Another case of an overqualified author turning out a crackerjack murder mystery. Benjamin Black is a psuedonym of John Banville, the Irish poet and novelist. Which is why, I suppose, we get fabulous sentences like this: “Suddenly for him death had lost its terrifying glamour and become just another bit of the mundane business of life, although its last.” The irony — and there is a great deal of that quality in Christine Falls — is that the book’s protagonist Quirke is by trade a pathologist. It’s entirely appropriate that death should have held “terrifying glamour” for him and his disillusionment on this score is just one of the sad revelations that rain down on him. (I don’t remember, by the way, ever learning Quirke’s first name. It’s that kind of book and he’s that kind of character.)

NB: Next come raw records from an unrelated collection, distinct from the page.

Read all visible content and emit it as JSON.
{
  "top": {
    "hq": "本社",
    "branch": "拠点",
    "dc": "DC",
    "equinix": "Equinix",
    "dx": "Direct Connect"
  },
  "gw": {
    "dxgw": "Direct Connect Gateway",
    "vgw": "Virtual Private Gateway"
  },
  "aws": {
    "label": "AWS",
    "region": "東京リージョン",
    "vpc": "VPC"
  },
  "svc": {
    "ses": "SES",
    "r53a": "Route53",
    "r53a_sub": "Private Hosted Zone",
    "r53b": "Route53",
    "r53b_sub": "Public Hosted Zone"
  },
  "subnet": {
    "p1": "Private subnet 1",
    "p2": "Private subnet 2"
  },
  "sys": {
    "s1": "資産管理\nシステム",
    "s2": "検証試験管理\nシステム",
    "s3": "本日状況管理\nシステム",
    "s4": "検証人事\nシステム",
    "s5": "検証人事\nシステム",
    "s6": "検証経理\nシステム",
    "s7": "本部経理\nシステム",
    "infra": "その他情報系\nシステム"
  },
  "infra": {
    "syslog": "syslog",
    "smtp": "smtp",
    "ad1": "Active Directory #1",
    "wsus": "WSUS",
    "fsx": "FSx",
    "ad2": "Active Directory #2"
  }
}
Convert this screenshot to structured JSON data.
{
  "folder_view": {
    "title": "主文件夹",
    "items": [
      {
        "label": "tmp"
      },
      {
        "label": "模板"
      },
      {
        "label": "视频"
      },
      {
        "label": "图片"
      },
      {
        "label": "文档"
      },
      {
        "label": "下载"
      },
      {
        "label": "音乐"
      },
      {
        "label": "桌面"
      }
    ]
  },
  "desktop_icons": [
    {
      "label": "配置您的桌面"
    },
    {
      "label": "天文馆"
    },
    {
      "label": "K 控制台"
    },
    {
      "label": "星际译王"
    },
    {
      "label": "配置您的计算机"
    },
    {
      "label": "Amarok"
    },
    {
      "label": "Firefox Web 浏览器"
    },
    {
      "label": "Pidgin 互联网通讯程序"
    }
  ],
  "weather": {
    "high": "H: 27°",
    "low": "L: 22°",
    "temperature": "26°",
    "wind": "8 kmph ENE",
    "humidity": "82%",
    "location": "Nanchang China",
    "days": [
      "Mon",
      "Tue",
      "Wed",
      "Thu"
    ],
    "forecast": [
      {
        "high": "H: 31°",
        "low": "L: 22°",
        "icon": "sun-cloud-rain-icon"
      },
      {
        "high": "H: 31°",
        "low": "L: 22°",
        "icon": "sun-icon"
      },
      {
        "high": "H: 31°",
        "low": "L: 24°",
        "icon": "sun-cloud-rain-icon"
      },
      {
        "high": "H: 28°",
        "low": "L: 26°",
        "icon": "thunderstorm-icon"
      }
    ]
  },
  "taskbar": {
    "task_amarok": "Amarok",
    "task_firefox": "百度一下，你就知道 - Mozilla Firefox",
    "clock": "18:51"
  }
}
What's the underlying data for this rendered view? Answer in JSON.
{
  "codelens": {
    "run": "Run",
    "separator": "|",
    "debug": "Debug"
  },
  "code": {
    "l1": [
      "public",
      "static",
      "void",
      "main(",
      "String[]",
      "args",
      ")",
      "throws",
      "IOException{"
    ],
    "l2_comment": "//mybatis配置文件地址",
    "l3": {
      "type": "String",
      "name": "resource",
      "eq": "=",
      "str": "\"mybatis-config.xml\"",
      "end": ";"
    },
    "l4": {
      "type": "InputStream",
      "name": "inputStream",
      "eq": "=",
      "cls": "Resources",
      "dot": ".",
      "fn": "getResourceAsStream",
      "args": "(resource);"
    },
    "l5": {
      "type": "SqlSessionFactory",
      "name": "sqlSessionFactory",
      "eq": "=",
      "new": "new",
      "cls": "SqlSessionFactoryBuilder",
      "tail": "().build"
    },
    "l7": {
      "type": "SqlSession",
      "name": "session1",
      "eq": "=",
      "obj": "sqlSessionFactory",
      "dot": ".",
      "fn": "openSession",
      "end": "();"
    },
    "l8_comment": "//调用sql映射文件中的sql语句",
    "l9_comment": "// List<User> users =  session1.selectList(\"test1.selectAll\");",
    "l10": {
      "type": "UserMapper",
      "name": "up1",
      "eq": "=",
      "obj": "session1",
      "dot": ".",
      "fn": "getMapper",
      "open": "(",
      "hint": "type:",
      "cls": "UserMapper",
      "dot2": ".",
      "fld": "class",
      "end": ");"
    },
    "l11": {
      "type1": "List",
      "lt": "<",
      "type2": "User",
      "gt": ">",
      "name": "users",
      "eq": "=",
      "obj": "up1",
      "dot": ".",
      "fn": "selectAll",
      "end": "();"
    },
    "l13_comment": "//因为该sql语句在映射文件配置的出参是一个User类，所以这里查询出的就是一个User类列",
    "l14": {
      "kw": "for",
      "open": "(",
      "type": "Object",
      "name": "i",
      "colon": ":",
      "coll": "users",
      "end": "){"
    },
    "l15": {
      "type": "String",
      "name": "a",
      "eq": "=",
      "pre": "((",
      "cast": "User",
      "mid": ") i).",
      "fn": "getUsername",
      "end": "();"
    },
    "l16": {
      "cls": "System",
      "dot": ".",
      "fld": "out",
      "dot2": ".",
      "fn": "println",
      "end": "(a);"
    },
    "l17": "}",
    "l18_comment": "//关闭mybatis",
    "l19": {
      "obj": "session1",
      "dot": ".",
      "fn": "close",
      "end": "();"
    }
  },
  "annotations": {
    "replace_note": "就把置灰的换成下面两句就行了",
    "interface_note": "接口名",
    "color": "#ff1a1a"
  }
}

Graceful writing is not the only strength here. The novel’s structure is both strong and neat. Looking back, I’m hard put to remember any extraneous characters or plot points. The setting is 1950s Ireland and Massachusetts, that Catholic territory that spanned the Atlantic, with money and people crossing back and forth easily, frequently. What Quirke discovers is traffic in something else again (no, not guns). The larger plot, with its deceptions and corruptions, mirrors Quirke’s relationships, not one of which is unchanged by the end of the narrative. Black is so good that even the walk-on characters are made complex and believable. The atmostphere, too, is very rich, whether we’re in a depressing Dublin tenement or the overheated conservatory at Moss Manor in Scituate, Mass. And though this is one of your darker tales, you can, if you choose to, permit yourself a flicker of hope at the end, as Quirke rouses himself from his drink-sodden regrets and sets about redressing some wrongs.
As a side note, the cover is brilliant, a trompe l’oeil conceit in a very dark green (for Ireland, right?) “peeling” back from a moody black and white photograph, with white scoring on the back as if the cover had been folded back. It suggests hard wear and nasty secrets. Totally appropriate.